İnönüyü yıkmak...

8 Temmuz 2008 Salı

Bu konu artık batıya giden bir geminin güvertesinde doğuya doğru koşmaya benzedi.
Yıkıp yenisini yapmak isteyenlerle istemeyenlerin tartışmaları pratik olarak pek bir anlam taşımasa da yine de bu, biz doğuya koşanların kişisel fikirlerini bildirmelerine engel değil. Bu nedenle ben konuşmaya devam edeceğim; her ne kadar hayatın pratiği altında ezilecek olsam da hiç değilse tarihe düşülen notlardan biri olurum.

Önce neye karşı olduğumu açıkça ortaya koyayım sonra da kendimce gerekçelerimi sıralarım.

Beşiktaş’ın yeni ve modern bir stadyuma sahip olmasını, taraftarının burada maçları rahatça izlemesini ben de isterim. Bunun için eldeki eskinin yıkılması ve yerine son derece modern ve ihtiyaçları karşılayan, üstüne üstlük bir de gelir getiren yenisinin yapılması olanağı varsa yapılması gereken budur; meğer ki sahip olduğunuz eski stadyum bir Ali Sami Yen, bir papazın çayırı, bir Zeytinburnu ya da Kasımpaşa stadyumu olsaydı. Ama elimizde ki eski stadyum bir Dolmabahçe klasiği, dünyanın en güzel stadyumu olarak tescili yapılmış bir İnönü stadyumu ise orada biraz durur düşünürüm ben arkadaşlar.

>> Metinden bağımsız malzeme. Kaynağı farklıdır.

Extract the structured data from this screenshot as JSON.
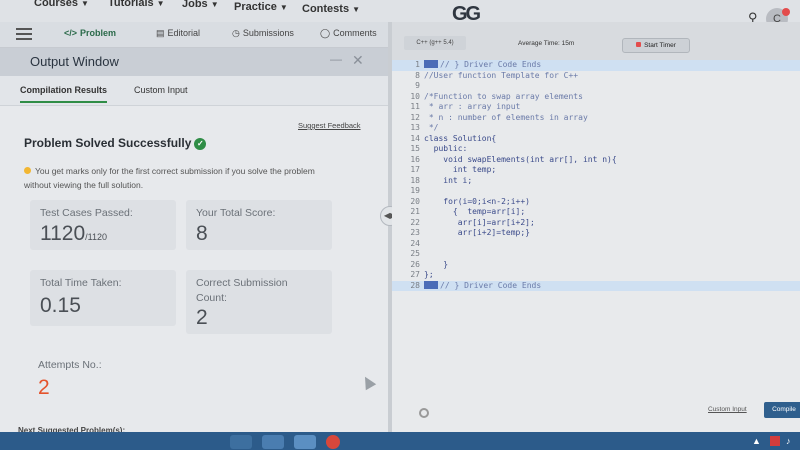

İnönü stadyumuna eskiden yapılmış ama artık zamanını doldurmuş köhne bir mimari yapı muamelesi yapmak, durduğu yere sadece bu yönden bakmak salt kişisel tercihlerle açıklanamaz.

Modernizm 60’larda başlayıp 2000 lere kadar hükmünü sürdürebilmiş, tarihin derinliğiyle kıyaslandığında son derece sığ kalan bir dönemdir. Bu dönemden kurtulma çabalarına henüz bir isim konulamadığından yuvarlak olarak adına post-modernizm yani modernizm ötesi denilen farklı bir çağ yaratma sürecine girmiştir insanlık kültürü. Ancak klasisizmin ağırlığını dengeleyecek unsurları henüz üretemediğinden ve karlılığın sürekliliğini de bozmak istemediğinden konforu ön plana çıkarıp modernist yaklaşımlarla yaratılan ucubeleri pompalamayı da sürdürmekten geri kalmamaktadır. (Uzay mimarisi, camdan köşkler, plazalar vs…)

Klasik dönemin nadide sayılmasa da benzerleri arasında tek olma özelliğini sürdüren son eserlerinden olan İnönü stadyumuna ben bu açıdan yaklaşmayı uygun görüyorum.

Buraya kadar söylediklerim Beşiktaş olarak üzerine konduğumuz bu mirasa ilişkin kaygılarımdan ibaret. Özel olarak yani salt bir Beşiktaş’lı olarak ise bir yerlerde yapılabilecek olan müthiş modern bir stadyuma, onun getireceği rahatlık ve ranta söyleyecek bir sözüm yoktur. Kişisel tercihimi soran olursa elimizde ki mirasla övünmeyi ve onun en verimli bir biçimde kullanılabilmesi için gerekli yatırımların yapılarak, eksiklerinin giderilerek, giderilemeyecek olanlarından da fedakarlık yapılarak elimizde tutulmasının ayrıcalığından mahrum olmak istemediğimi söylerim.

Bunun adına tutuculuk ya da gericilik diyenler çıkabilir elbette. Bir anlamda doğru da.

Burada tuttuğum insanlık kültürünün bize miras bıraktığı son eserlerinden biridir. Geride kalmamın sebebi de, kültürel kral yolunda yürümeyi globalist sermayenin kar hırsıyla inşa ettiği otobanda rüzgara inat sürat yapmaya tercih ettiğimdendir.